[![Open In Colab](https://colab.research.google.com/assets/colab-badge.svg)](https://colab.research.google.com/github/oreilly-japan/RecommenderSystems/blob/main/chapter5/colab/IMF.ipynb)

# 암묵적 행렬 분해(Implicit Matrix Factorization, IMF)

In [1]:
# Colab용 notebook입니다. 이 notebook 한 장에서 여러 데이터의 다운로드부터, 추천까지 완결하도록 되어 있습니다(예측 평가는 미포함)
# MovieLens 데이터를 아직 다운로드 하지 않았다면, 이 셀을 실행해서 다운로드합니다.
# MovieLens 데이터 분석은 data_download.ipynb를 참조합니다.

# 데이터 다운로드와 압축 풀기
!wget -nc --no-check-certificate https://files.grouplens.org/datasets/movielens/ml-10m.zip -P ../data
!unzip -n ../data/ml-10m.zip -d ../data/

--2022-12-27 05:12:10--  https://files.grouplens.org/datasets/movielens/ml-10m.zip
Resolving files.grouplens.org (files.grouplens.org)... 128.101.65.152
Connecting to files.grouplens.org (files.grouplens.org)|128.101.65.152|:443... connected.
HTTP request sent, awaiting response... 200 OK
Length: 65566137 (63M) [application/zip]
Saving to: ‘../data/ml-10m.zip’


2022-12-27 05:12:18 (10.3 MB/s) - ‘../data/ml-10m.zip’ saved [65566137/65566137]

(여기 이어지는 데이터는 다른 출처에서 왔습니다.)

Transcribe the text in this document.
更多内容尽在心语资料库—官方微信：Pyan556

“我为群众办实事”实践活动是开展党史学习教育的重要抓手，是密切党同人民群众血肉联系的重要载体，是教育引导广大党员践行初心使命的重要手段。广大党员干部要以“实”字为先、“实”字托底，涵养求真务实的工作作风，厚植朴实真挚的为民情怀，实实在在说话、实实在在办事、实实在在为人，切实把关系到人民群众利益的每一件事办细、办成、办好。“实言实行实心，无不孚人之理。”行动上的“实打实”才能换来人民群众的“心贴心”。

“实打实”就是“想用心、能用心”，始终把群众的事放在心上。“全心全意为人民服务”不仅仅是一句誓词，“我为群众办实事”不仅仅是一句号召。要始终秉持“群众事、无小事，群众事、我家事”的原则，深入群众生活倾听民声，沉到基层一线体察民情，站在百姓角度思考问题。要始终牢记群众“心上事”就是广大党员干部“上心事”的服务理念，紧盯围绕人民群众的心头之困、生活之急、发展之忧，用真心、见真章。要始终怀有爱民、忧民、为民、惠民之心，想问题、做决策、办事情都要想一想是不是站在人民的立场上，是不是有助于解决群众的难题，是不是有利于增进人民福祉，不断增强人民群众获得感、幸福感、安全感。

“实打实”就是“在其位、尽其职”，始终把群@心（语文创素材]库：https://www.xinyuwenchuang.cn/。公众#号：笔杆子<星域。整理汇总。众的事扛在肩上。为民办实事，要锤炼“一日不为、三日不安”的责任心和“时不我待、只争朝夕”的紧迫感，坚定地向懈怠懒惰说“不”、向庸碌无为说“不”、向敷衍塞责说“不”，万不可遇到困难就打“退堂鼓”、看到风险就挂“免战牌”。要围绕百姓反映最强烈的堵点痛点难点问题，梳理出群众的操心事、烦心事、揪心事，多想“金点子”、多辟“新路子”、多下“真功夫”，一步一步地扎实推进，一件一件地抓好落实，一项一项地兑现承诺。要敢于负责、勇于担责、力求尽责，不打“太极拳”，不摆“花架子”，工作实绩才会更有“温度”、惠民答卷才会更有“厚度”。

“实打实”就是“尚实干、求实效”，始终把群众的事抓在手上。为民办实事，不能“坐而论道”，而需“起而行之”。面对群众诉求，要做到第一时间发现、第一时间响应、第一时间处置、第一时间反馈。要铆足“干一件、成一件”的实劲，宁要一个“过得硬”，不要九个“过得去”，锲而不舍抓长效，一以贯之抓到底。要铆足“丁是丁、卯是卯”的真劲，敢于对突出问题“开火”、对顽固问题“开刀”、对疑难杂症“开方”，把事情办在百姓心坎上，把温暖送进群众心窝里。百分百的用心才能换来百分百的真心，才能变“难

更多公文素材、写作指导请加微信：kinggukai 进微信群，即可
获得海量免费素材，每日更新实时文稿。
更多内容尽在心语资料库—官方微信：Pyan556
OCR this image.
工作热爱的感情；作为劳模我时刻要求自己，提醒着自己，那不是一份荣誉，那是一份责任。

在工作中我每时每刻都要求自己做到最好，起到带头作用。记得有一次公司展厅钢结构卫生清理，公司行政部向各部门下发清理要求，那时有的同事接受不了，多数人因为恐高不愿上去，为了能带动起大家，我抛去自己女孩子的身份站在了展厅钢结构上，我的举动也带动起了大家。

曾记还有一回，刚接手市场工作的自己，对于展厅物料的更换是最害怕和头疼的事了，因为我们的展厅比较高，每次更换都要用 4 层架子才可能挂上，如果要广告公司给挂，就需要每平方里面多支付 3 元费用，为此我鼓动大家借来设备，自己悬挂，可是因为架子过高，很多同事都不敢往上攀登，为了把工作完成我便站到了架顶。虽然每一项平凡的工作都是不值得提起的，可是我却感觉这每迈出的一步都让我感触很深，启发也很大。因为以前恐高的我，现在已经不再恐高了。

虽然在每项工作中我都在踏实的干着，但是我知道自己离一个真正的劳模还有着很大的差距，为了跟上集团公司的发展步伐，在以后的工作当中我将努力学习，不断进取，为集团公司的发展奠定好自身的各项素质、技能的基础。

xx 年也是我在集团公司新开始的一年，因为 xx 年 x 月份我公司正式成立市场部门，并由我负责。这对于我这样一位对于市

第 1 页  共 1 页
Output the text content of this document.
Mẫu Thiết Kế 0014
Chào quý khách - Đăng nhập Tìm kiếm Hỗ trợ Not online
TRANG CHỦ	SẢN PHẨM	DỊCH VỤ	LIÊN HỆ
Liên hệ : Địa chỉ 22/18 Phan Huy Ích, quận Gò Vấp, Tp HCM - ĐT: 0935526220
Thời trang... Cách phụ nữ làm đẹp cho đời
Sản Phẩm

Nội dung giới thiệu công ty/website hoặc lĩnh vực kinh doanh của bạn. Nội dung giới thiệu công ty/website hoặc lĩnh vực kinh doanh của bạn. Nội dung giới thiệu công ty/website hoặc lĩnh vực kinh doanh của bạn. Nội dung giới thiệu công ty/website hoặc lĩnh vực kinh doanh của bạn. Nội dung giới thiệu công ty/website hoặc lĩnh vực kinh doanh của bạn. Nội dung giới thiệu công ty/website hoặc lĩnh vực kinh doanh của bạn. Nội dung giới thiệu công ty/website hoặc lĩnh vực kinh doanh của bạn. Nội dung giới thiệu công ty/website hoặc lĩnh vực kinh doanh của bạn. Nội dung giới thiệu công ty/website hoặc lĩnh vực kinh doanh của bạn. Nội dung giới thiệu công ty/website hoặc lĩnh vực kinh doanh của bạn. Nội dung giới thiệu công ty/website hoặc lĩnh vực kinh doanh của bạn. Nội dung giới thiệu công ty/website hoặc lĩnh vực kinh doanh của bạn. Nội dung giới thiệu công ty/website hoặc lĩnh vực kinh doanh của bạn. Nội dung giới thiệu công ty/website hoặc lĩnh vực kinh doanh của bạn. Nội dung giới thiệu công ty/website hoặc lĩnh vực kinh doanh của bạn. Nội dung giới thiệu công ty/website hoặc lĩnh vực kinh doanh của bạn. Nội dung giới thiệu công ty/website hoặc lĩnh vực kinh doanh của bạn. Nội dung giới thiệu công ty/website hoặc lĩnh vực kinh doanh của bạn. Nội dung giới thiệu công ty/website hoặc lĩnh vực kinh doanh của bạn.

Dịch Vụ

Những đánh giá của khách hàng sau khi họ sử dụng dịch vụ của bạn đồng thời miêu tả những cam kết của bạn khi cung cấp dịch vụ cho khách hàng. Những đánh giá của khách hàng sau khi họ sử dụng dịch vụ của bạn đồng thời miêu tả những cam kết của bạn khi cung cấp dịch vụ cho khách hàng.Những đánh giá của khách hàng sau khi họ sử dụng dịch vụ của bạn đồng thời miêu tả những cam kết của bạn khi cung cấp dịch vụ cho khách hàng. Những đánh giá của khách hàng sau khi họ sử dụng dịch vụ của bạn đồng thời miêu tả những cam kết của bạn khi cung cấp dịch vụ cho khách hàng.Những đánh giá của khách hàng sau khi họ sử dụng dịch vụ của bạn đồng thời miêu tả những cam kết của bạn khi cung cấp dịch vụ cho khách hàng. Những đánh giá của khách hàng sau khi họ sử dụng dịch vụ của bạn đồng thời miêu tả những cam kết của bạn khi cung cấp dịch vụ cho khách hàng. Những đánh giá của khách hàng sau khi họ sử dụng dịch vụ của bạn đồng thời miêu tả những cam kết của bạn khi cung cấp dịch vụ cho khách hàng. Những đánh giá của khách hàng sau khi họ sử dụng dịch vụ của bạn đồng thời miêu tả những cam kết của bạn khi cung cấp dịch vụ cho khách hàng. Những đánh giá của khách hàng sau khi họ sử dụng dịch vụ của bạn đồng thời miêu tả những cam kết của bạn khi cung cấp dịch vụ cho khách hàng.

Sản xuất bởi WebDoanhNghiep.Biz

Archive:  ../data/ml-10m.zip
   creating: ../data/ml-10M100K/
  inflating: ../data/ml-10M100K/allbut.pl  
  inflating: ../data/ml-10M100K/movies.dat  
  inflating: ../data/ml-10M100K/ratings.dat  
  inflating: ../data/ml-10M100K/README.html  
  inflating: ../data/ml-10M100K/split_ratings.sh  
  inflating: ../data/ml-10M100K/tags.dat  


In [2]:
# Movielens 데이터 로딩(데이터량이 많으므로, 로딩에 시간이 걸릴 수 있습니다)
import pandas as pd

# movieID와 제목만 사용
m_cols = ['movie_id', 'title', 'genre']
movies = pd.read_csv('../data/ml-10M100K/movies.dat', names=m_cols, sep='::' , encoding='latin-1', engine='python')

# genre를 list 형식으로 저장한다
movies['genre'] = movies.genre.apply(lambda x:x.split('|'))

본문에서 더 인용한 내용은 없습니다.